The city's snow emergency website was unavailable for a while on Wednesday, due to heavy traffic. Perhaps people were trying to buy towing insurance. OK, the system has some glitches, but it'll work fine eventually:
Bronze plan: Covers the towing charge, which is $168. Deductible: $169.
Silver: Cars parked before the plows came through now defined as a "pre-existing condition."
Gold: Children up to age 26 who live in another city are covered, should they be towed for any reason during a snow emergency where the policyholder lives.
Platinum: Cab ride to the impound lot is covered, if you use a particular provider network; you cannot submit a bill for two gallons of gas because a friend drove you. Hint: If the driver's phone number isn't printed on the side of the phone book you never use unless you're arranging a cab to the airport, it's not in the network.

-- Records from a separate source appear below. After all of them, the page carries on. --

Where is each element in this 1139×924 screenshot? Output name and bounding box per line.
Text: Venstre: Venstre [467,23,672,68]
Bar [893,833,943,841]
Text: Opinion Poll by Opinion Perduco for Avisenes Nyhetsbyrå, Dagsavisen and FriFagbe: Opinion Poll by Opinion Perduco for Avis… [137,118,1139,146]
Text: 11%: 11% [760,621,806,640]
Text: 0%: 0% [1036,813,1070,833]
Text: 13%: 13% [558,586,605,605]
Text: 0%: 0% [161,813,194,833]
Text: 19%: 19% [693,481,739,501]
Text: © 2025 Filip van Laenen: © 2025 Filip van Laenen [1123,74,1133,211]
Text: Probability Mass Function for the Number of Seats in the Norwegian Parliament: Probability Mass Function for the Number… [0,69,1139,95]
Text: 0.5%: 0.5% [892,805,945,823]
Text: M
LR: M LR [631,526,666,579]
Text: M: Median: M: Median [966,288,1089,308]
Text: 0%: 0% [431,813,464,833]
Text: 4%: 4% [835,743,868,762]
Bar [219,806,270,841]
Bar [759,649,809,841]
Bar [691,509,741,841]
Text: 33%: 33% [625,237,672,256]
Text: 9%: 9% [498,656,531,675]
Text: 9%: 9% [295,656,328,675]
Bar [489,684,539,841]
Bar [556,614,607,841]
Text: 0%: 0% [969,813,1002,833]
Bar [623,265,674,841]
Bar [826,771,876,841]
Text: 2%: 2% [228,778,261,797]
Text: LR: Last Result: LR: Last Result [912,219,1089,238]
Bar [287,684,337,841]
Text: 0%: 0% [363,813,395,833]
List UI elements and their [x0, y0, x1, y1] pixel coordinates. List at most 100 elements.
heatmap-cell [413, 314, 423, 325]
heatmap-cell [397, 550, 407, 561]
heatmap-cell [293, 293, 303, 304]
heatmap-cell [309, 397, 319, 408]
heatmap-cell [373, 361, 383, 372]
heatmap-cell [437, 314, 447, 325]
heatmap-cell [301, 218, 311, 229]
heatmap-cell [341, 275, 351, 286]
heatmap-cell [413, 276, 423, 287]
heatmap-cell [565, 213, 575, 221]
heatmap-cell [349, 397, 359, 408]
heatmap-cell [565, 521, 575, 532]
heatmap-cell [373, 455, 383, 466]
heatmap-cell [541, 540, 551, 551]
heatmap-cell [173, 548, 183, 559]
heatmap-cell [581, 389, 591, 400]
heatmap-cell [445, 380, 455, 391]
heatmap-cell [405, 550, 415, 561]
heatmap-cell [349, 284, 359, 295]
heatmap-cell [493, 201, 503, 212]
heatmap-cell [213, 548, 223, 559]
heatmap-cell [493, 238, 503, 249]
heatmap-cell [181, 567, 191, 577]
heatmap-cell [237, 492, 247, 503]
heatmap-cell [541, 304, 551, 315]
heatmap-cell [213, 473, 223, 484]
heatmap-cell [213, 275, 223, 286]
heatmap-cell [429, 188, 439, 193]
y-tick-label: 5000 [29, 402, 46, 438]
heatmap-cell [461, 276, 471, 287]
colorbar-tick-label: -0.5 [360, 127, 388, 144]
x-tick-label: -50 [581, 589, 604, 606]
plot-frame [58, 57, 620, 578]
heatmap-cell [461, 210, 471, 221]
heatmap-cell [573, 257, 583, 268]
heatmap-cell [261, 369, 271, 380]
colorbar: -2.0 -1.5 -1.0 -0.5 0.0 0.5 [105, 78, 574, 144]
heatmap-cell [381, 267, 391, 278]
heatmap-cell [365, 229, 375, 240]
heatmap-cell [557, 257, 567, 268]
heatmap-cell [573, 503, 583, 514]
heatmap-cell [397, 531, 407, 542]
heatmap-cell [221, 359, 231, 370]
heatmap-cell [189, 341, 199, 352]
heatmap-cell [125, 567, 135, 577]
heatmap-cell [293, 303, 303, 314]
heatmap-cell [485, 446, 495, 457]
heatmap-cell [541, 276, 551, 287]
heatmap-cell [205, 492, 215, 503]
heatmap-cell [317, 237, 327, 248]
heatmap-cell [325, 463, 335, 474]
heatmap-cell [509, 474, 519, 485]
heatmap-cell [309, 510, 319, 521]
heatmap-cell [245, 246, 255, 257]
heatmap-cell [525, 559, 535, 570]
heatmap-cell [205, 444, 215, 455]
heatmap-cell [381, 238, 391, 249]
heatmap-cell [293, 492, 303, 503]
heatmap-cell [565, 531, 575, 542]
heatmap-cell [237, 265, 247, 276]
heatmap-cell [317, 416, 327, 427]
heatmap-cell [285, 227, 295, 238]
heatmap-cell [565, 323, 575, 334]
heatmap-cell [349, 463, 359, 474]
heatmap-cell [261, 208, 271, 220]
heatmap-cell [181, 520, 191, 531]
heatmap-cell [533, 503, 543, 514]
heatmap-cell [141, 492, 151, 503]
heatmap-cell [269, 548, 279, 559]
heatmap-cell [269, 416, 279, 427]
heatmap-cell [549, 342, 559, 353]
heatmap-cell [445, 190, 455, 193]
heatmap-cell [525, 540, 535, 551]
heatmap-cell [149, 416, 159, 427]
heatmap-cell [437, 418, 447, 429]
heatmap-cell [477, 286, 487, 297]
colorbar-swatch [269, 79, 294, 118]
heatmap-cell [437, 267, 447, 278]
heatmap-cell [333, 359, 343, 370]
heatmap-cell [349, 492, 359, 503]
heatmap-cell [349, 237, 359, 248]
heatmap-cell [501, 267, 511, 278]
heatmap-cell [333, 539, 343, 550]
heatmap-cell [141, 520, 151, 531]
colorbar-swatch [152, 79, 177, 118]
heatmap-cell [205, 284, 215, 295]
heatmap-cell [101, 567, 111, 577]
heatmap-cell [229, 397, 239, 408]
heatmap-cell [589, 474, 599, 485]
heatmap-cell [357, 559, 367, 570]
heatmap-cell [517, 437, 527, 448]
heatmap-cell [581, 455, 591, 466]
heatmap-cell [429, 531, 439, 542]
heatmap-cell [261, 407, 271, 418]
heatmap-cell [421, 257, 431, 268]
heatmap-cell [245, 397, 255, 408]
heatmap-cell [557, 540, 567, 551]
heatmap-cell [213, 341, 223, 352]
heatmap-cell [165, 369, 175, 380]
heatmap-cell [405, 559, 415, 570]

Because this is Minneapolis, the momentary website snafu was a minor event. I got a tweet about the crisis. I got a phone call about it. I'm surprised a pigeon didn't land on my shoulder with parking instructions rolled around one leg.
You have to live in other cities for a while to realize how good we have it; if this had happened in Washington, D.C., when I lived there, they would have sent out postcards announcing the event two weeks late, with postage due.
Here, I imagine a control center where two uniformed guards march into Command Central, present the data to the Chief of the Office of Inordinate Snowfall, who nods grimly and flips open a concealed panel with a red button. The guards insert their keys and turn them on the count of three, the button is depressed and every phone in town rings simultaneously to tell you we just got a lot of snow.